Independently of visceral fat, accumulation of subcutaneous adipose tissue, particularly in the lower body, is associated with an improved lipid profile and protection against diabetes and cardiovascular disease. Although visceral and subcutaneous fat have a similar appearance, studies of isolated preadipocytes differentiated in vitro reveal that they possess intrinsic properties that are determined by their depot of origin.
We have studied the relationship between regional adiposity and glucose intolerance, IR and dylipidaemia by using an adipose tissue transplantation model. Under ketamine/xylasine anaesthesia (100mg/kg and 10/mg/kg, respectively, i.p), inguinal and epididymal adipose tissue depots were dissected out from donors and transplanted into littermates via a midline incision. Intra-abdominal transplantation of subcutaneous adipose tissue protected high-fat diet-fed mice against the development of glucose intolerance, IR, and hepatic triglyceride accumulation. Mice receiving subcutaneous fat grafts were also protected against systemic inflammation, which may be the primary effect of this procedure. Our findings indicate that factors derived from subcutaneous fat exert a considerable influence on hepatic glucose and lipid metabolism.

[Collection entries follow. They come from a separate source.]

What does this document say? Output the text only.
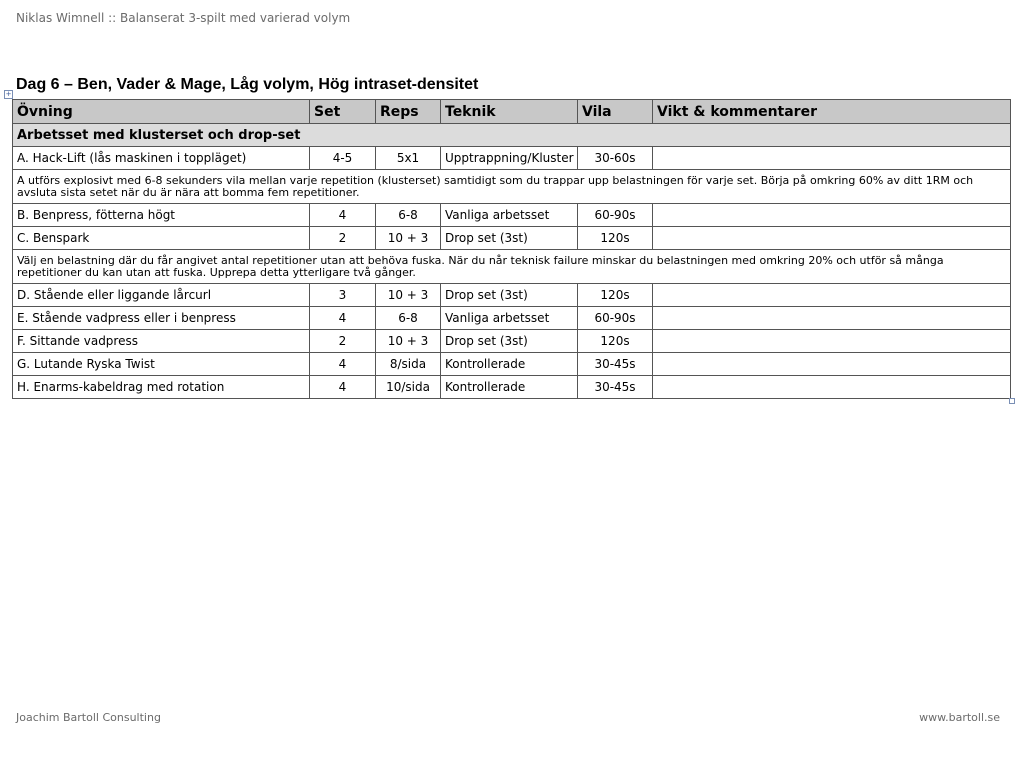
Niklas Wimnell :: Balanserat 3-spilt med varierad volym
Dag 6 – Ben, Vader & Mage, Låg volym, Hög intraset-densitet
+
Övning	Set	Reps	Teknik	Vila	Vikt & kommentarer
Arbetsset med klusterset och drop-set					
A. Hack-Lift (lås maskinen i toppläget)	4-5	5x1	Upptrappning/Kluster	30-60s	
A utförs explosivt med 6-8 sekunders vila mellan varje repetition (klusterset) samtidigt som du trappar upp belastningen för varje set. Börja på omkring 60% av ditt 1RM och avsluta sista setet när du är nära att bomma fem repetitioner.					
B. Benpress, fötterna högt	4	6-8	Vanliga arbetsset	60-90s	
C. Benspark	2	10 + 3	Drop set (3st)	120s	
Välj en belastning där du får angivet antal repetitioner utan att behöva fuska. När du når teknisk failure minskar du belastningen med omkring 20% och utför så många repetitioner du kan utan att fuska. Upprepa detta ytterligare två gånger.					
D. Stående eller liggande lårcurl	3	10 + 3	Drop set (3st)	120s	
E. Stående vadpress eller i benpress	4	6-8	Vanliga arbetsset	60-90s	
F. Sittande vadpress	2	10 + 3	Drop set (3st)	120s	
G. Lutande Ryska Twist	4	8/sida	Kontrollerade	30-45s	
H. Enarms-kabeldrag med rotation	4	10/sida	Kontrollerade	30-45s	
Joachim Bartoll Consulting	www.bartoll.se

Recruitable beige/brite adipocytes expressing uncoupling protein-1 (UCP1) have an increased rate of metabolism, and may hold promise for treatment of obesity, hyperglycaemia and dyslipidaemia. We and others have identified these cells in human supraclavicular fat, and they may share an embryonic origin with smooth muscle. Beige/brite adipocytes are also present in smaller amounts in human omental and gastro-oesophageal (GO) fat; in females, higher UCP1 mRNA expression in omental and GO fat was significantly correlated with lower fasting FFA concentrations (P=0.012), independently of age and BMI. Beige/brite adipocytes may therefore contribute to whole-body lipid metabolism in humans.
These studies indicate that adipose tissue is highly heterogenous, and that in obesity, an individual’s risk of developing chronic metabolic diseases is determined, at least in part, by the opposing (beneficial and detrimental) influences of the major adipose tissue depots.